@TillyMumsnetBookClub
Evening everyone
Firstly, thank you to all those who have posted their reviews and thoughts so far. It is always fascinating to see how a book affects readers in different ways.
I?m delighted to welcome Helen Macdonald, winner of the 2015 Costa Prize and author of the exceptional H IS FOR HAWK, to Bookclub this evening.
Helen, thank you very, very much indeed for giving us your time tonight. And congratulations on the Samuel Johnson Prize, the Costa and your terrific success with this wonderful book. We have a fair few questions to get through so I'll just add the standard Mumsnet ones that we like to ask all our authors...
What childhood book most inspired you?
What would be the first piece of advice you would give to anyone attempting to write fiction?
What is the best book you?ve given someone recently?
And the best you?ve received?
Over to you...
Thank you! Hello everyone, very excited to be here for a chat! I’ll try not to make too many spelling mistakes and typos or ramble too much!
What childhood book most inspired you?
So many! I was totally obsessed with Susan Cooper’s eerie and wonderful Dark Is Rising series. Like loads of childrens' books the main story is about a child learning that they have magical powers, and discovering, too, that they have an important role to play in the fight between good and evil. But it wasn’t that sense of magical individual power that drew me to the main character or the books themselves, it was that they had this marvellous voice, and they talked so bewitchingly of history and landscape and myth. Herne the Hunter, the Chiltern hills, wren-hunts, witches made of willow branches and of course all the Arthurian legends too. They’re very beautiful and poignant books. I still love them.
What would be the first piece of advice you would give to anyone attempting to write a book?
Writing is hard. It’s emotionally confronting. It makes you doubt yourself. It’s makes you want to do almost anything other than it, sometimes. So I guess the first piece of advice is: Sit down and write! It doesn’t matter how bad what you write is. Just get it down. You can go back and revise it later. There are lots of other things for writers to think about, but that’s the most important. If you’re anything like me you’ll be prone to terrible procrastination. I would much rather rather make toast, alphabetize my book collection, pair socks, have a bath - anything rather than get down to typing. In the middle of writing this book, there were days I was so desperately keen not to do it and so scared that I couldn’t write anything good that I couldn’t bring myself to even click on the manuscript file until and open it until about 9pm. Absolutely pathetic!
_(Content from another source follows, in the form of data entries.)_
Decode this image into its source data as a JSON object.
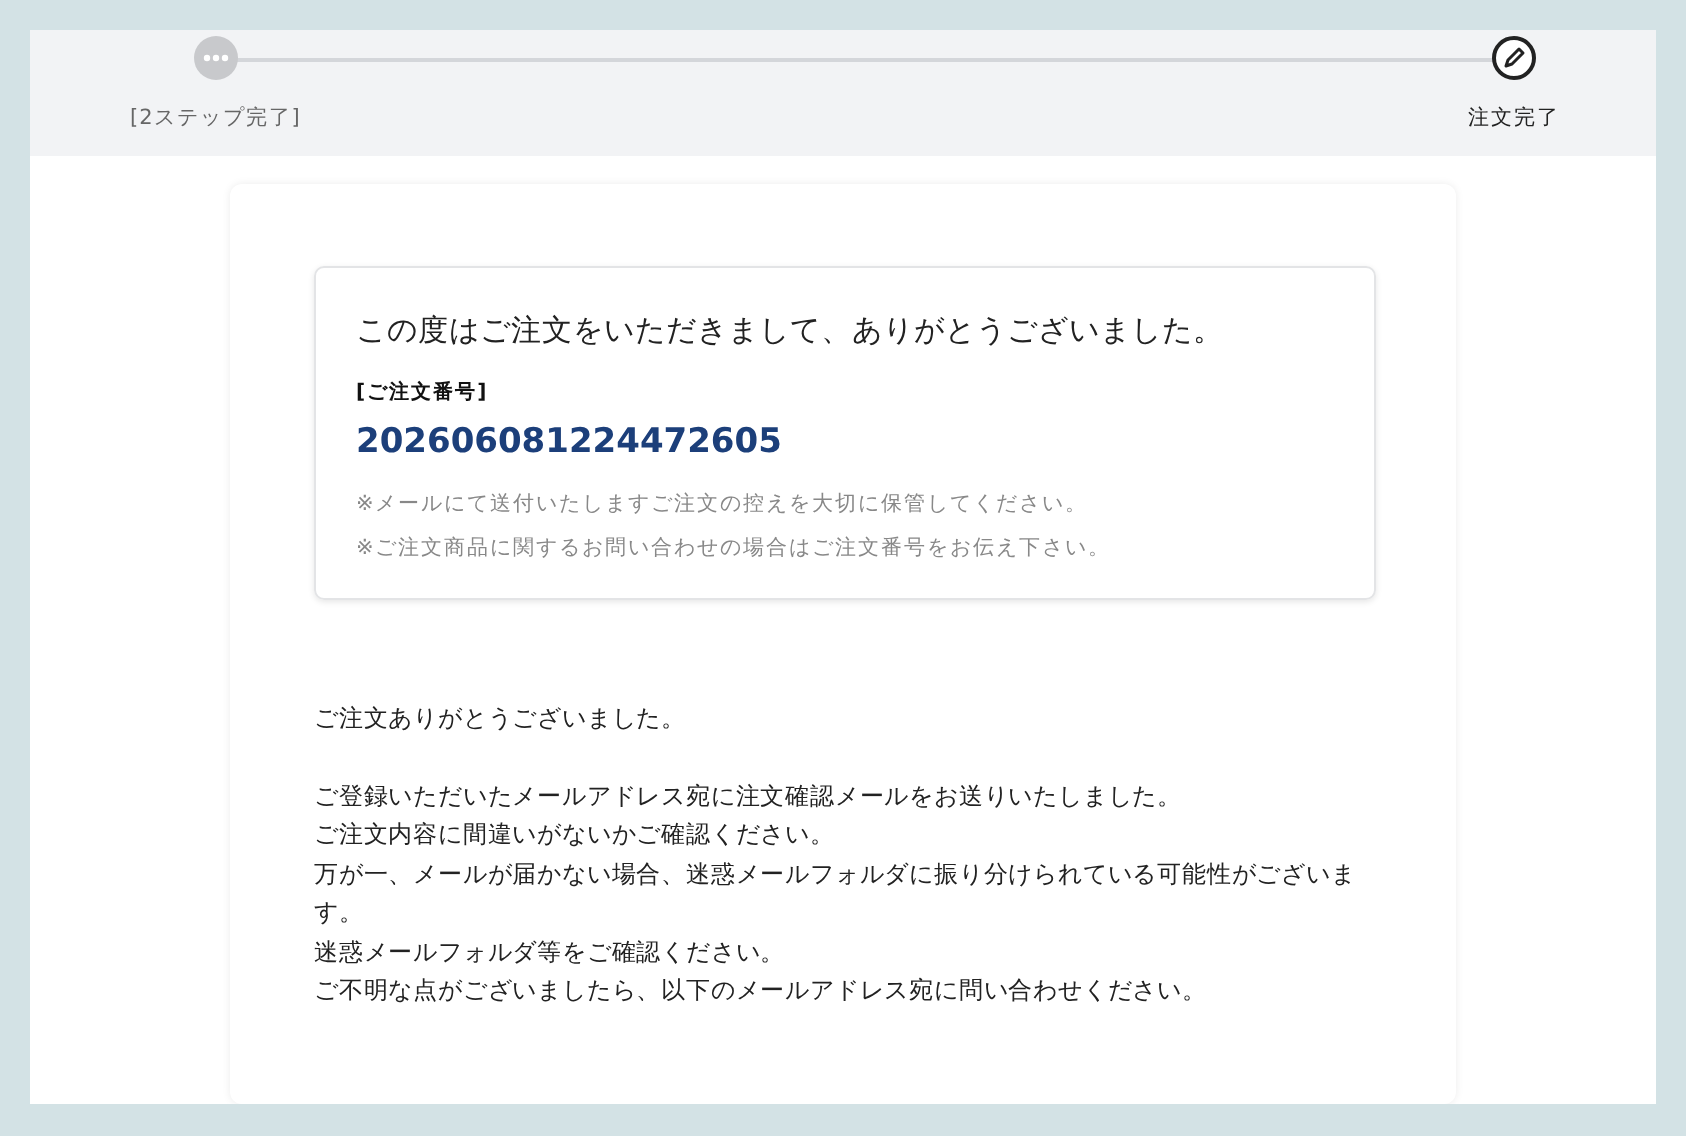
{
  "steps": [
    {
      "label": "[2ステップ完了]",
      "kind": "dots",
      "current": false
    },
    {
      "label": "注文完了",
      "kind": "pencil",
      "current": true
    }
  ],
  "thanks_box": {
    "heading": "この度はご注文をいただきまして、ありがとうございました。",
    "order_label": "[ご注文番号]",
    "order_number": "202606081224472605",
    "notes": [
      "※メールにて送付いたしますご注文の控えを大切に保管してください。",
      "※ご注文商品に関するお問い合わせの場合はご注文番号をお伝え下さい。"
    ]
  },
  "message": [
    [
      "ご注文ありがとうございました。"
    ],
    [
      "ご登録いただいたメールアドレス宛に注文確認メールをお送りいたしました。",
      "ご注文内容に間違いがないかご確認ください。",
      "万が一、メールが届かない場合、迷惑メールフォルダに振り分けられている可能性がございます。",
      "迷惑メールフォルダ等をご確認ください。",
      "ご不明な点がございましたら、以下のメールアドレス宛に問い合わせください。"
    ]
  ]
}
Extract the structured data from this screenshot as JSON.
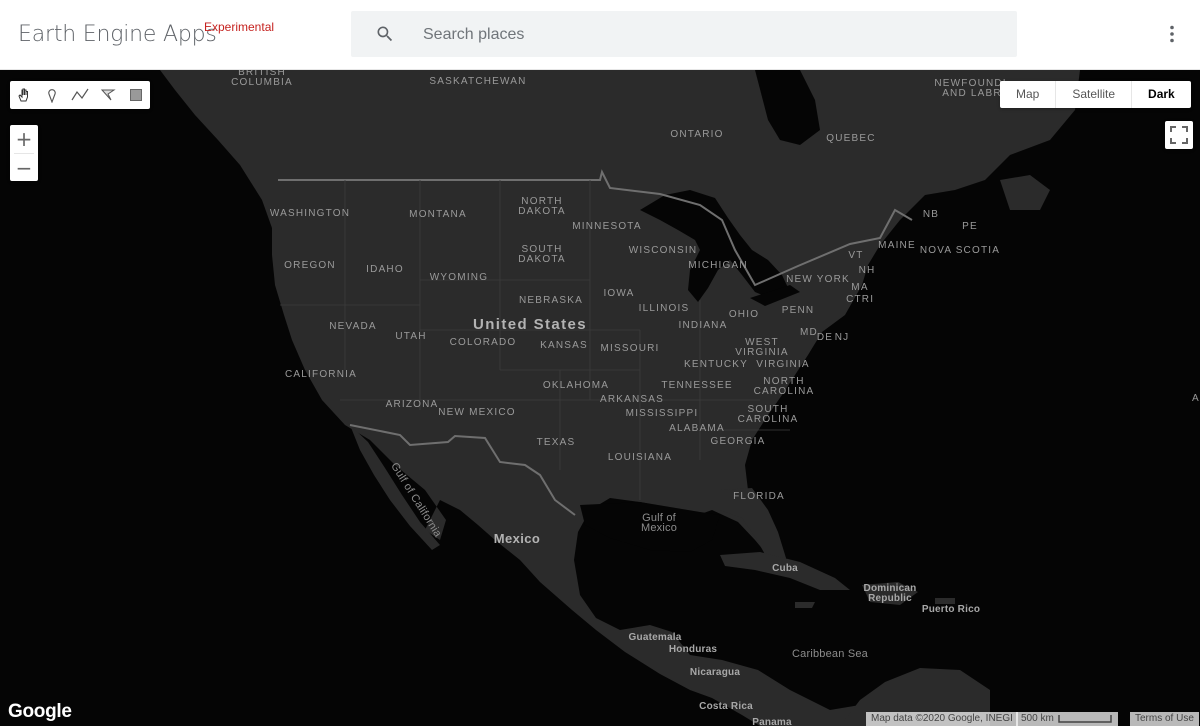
{
  "header": {
    "title": "Earth Engine Apps",
    "badge": "Experimental",
    "search_placeholder": "Search places",
    "search_icon": "search-icon",
    "menu_icon": "more-vert-icon"
  },
  "map": {
    "map_types": [
      "Map",
      "Satellite",
      "Dark"
    ],
    "selected_map_type": "Dark",
    "zoom_in_label": "+",
    "zoom_out_label": "−",
    "drawing_tools": [
      "hand-pan-icon",
      "marker-icon",
      "polyline-icon",
      "polygon-icon",
      "rectangle-icon"
    ],
    "fullscreen_icon": "fullscreen-icon",
    "logo": "Google",
    "attribution": "Map data ©2020 Google, INEGI",
    "scale": "500 km",
    "terms": "Terms of Use",
    "edge_label": "A",
    "labels": {
      "countries": [
        "United States",
        "Mexico"
      ],
      "seas": [
        "Gulf of California",
        "Gulf of\nMexico",
        "Caribbean Sea"
      ],
      "regions": [
        "BRITISH\nCOLUMBIA",
        "SASKATCHEWAN",
        "ONTARIO",
        "QUEBEC",
        "NEWFOUNDL\nAND LABR",
        "WASHINGTON",
        "MONTANA",
        "NORTH\nDAKOTA",
        "MINNESOTA",
        "WISCONSIN",
        "MICHIGAN",
        "OREGON",
        "IDAHO",
        "WYOMING",
        "SOUTH\nDAKOTA",
        "NEBRASKA",
        "IOWA",
        "ILLINOIS",
        "INDIANA",
        "OHIO",
        "PENN",
        "NEW YORK",
        "VT",
        "NH",
        "MAINE",
        "NB",
        "PE",
        "NOVA SCOTIA",
        "MA",
        "CT",
        "RI",
        "MD",
        "DE",
        "NJ",
        "NEVADA",
        "UTAH",
        "COLORADO",
        "KANSAS",
        "MISSOURI",
        "WEST\nVIRGINIA",
        "VIRGINIA",
        "KENTUCKY",
        "CALIFORNIA",
        "ARIZONA",
        "NEW MEXICO",
        "OKLAHOMA",
        "ARKANSAS",
        "TENNESSEE",
        "NORTH\nCAROLINA",
        "SOUTH\nCAROLINA",
        "MISSISSIPPI",
        "ALABAMA",
        "GEORGIA",
        "TEXAS",
        "LOUISIANA",
        "FLORIDA"
      ],
      "places": [
        "Cuba",
        "Dominican\nRepublic",
        "Puerto Rico",
        "Guatemala",
        "Honduras",
        "Nicaragua",
        "Costa Rica",
        "Panama"
      ]
    }
  }
}
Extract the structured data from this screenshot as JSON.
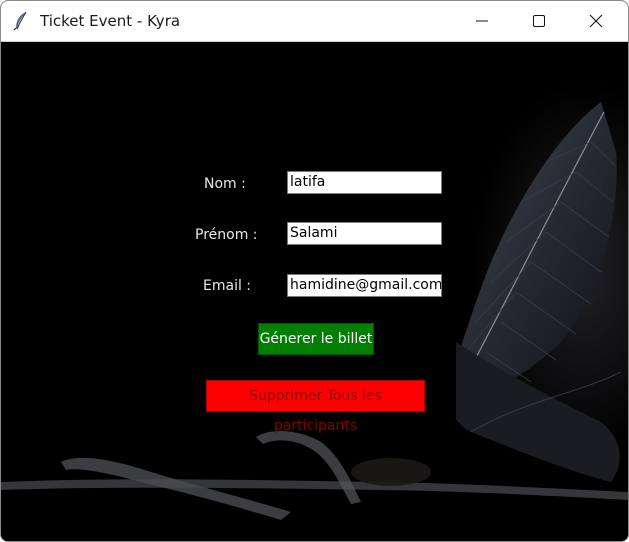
{
  "window": {
    "title": "Ticket Event - Kyra",
    "icon": "feather-icon",
    "controls": [
      "minimize-icon",
      "maximize-icon",
      "close-icon"
    ]
  },
  "form": {
    "nom_label": "Nom :",
    "nom_value": "latifa",
    "prenom_label": "Prénom :",
    "prenom_value": "Salami",
    "email_label": "Email :",
    "email_value": "hamidine@gmail.com"
  },
  "buttons": {
    "generate_label": "Génerer le billet",
    "delete_all_label": "Supprimer Tous les participants"
  },
  "colors": {
    "generate_bg": "#007f00",
    "delete_bg": "#ff0000",
    "background": "#000000"
  }
}
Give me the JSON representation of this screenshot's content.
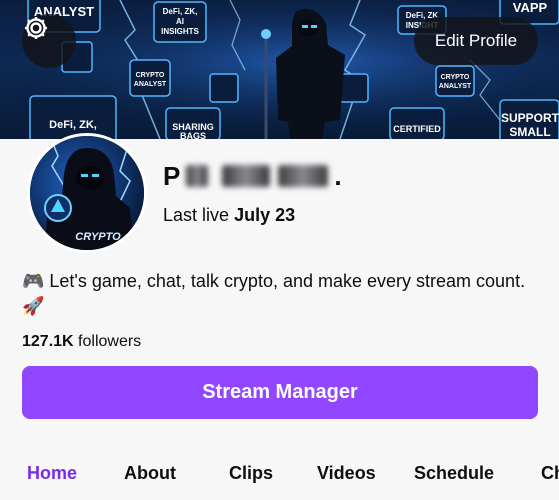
{
  "header": {
    "edit_profile_label": "Edit Profile",
    "settings_icon": "gear-icon",
    "banner_badges": [
      "ANALYST",
      "DeFi, ZK, AI INSIGHTS",
      "DeFi, ZK INSIGHT",
      "VAPP",
      "CRYPTO ANALYST",
      "CRYPTO ANALYST",
      "DeFi, ZK,",
      "SHARING BAGS",
      "CERTIFIED YAPPER",
      "SUPPORT SMALL"
    ]
  },
  "profile": {
    "name_initial": "P",
    "name_suffix": ".",
    "last_live_prefix": "Last live",
    "last_live_date": "July 23",
    "bio": "🎮 Let's game, chat, talk crypto, and make every stream count. 🚀",
    "followers_count": "127.1K",
    "followers_label": "followers",
    "avatar_text": "CRYPTO"
  },
  "actions": {
    "stream_manager_label": "Stream Manager"
  },
  "tabs": [
    {
      "label": "Home",
      "active": true
    },
    {
      "label": "About",
      "active": false
    },
    {
      "label": "Clips",
      "active": false
    },
    {
      "label": "Videos",
      "active": false
    },
    {
      "label": "Schedule",
      "active": false
    },
    {
      "label": "Ch",
      "active": false
    }
  ],
  "colors": {
    "accent": "#9146ff",
    "tab_active": "#772ce8",
    "text": "#0e0e10",
    "banner_bg": "#0d2a55"
  }
}
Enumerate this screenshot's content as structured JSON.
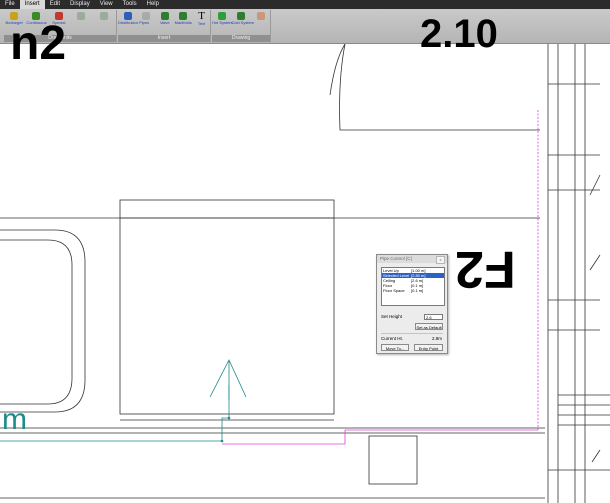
{
  "menu": [
    "File",
    "Insert",
    "Edit",
    "Display",
    "View",
    "Tools",
    "Help"
  ],
  "menu_active": "Insert",
  "ribbon": {
    "groups": [
      {
        "title": "Draw units",
        "buttons": [
          {
            "label": "Boxtarget",
            "icon": "boxtarget-icon",
            "enabled": true
          },
          {
            "label": "Continuous",
            "icon": "continuous-icon",
            "enabled": true
          },
          {
            "label": "Special",
            "icon": "special-icon",
            "enabled": true
          },
          {
            "label": "",
            "icon": "disabled-unit-icon",
            "enabled": false
          },
          {
            "label": "",
            "icon": "disabled-unit-icon",
            "enabled": false
          }
        ]
      },
      {
        "title": "Insert",
        "buttons": [
          {
            "label": "Distribution Pipes",
            "icon": "distribution-pipes-icon",
            "enabled": true
          },
          {
            "label": "",
            "icon": "disabled-insert-icon",
            "enabled": false
          },
          {
            "label": "Valve",
            "icon": "valve-icon",
            "enabled": true
          },
          {
            "label": "Manifolds",
            "icon": "manifolds-icon",
            "enabled": true
          },
          {
            "label": "Text",
            "icon": "text-icon",
            "enabled": true
          }
        ]
      },
      {
        "title": "Drawing",
        "buttons": [
          {
            "label": "Hot System",
            "icon": "hot-system-icon",
            "enabled": true
          },
          {
            "label": "Cold System",
            "icon": "cold-system-icon",
            "enabled": true
          },
          {
            "label": "",
            "icon": "disabled-drawing-icon",
            "enabled": false
          }
        ]
      }
    ]
  },
  "canvas": {
    "room_labels": {
      "top_left": "n2",
      "top_center": "2.10",
      "dialog_right": "F2",
      "bottom_left": "m"
    },
    "colors": {
      "pipe": "#1f8a8a",
      "guide": "#e040e0",
      "wall": "#333333"
    }
  },
  "dialog": {
    "title": "Pipe Control [C]",
    "close": "x",
    "rows": [
      {
        "key": "Level Up",
        "value": "[1.00 m]",
        "selected": false
      },
      {
        "key": "Selected Level",
        "value": "[2.80 m]",
        "selected": true
      },
      {
        "key": "Ceiling",
        "value": "[2.6 m]",
        "selected": false
      },
      {
        "key": "Floor",
        "value": "[0.1 m]",
        "selected": false
      },
      {
        "key": "Floor Space",
        "value": "[0.1 m]",
        "selected": false
      }
    ],
    "set_height_label": "Set Height",
    "set_height_value": "2.6",
    "set_as_default": "Set as Default",
    "current_ht_label": "Current Ht.",
    "current_ht_value": "2.8m",
    "move_to": "Move To...",
    "entry_point": "Entry Point"
  }
}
What was the best book you've given anyone recently?
I gave my friend Christina - who is in my book - a copy of Station Eleven by Emily St John Mandel. It is a novel about a group of travelling actors putting on Shakespeare plays after a virulent flu virus has destroyed civilisation. It’s plotted beautifully, is full of love and the most wonderfully drawn characters. It races along like a thriller, and but at heart it’s about hopes and humanity and loss and and the power of art. I really recommend it.
And the best you've received?
My wonderful editor at Jonathan Cape gave me a copy of Threads by Julia Blackburn. It’s one of the most original and unusual books i’ve ever read. It’s about her search to find out more about a man called John Craske, a fisherman who had serious health problems and created the most exquisite embroidered tapestries and paintings dealing with his life on the sea. What I love about the book is that Blackburn’s research leads her to all sorts of strange stories and wonderful encounters, and the book becomes an embroidery of sorts, a thing made of different threads, different stories and voices and anecdotes, and it is also a very moving book - her husband passed away as she wrote it - and that is woven into the narrative too.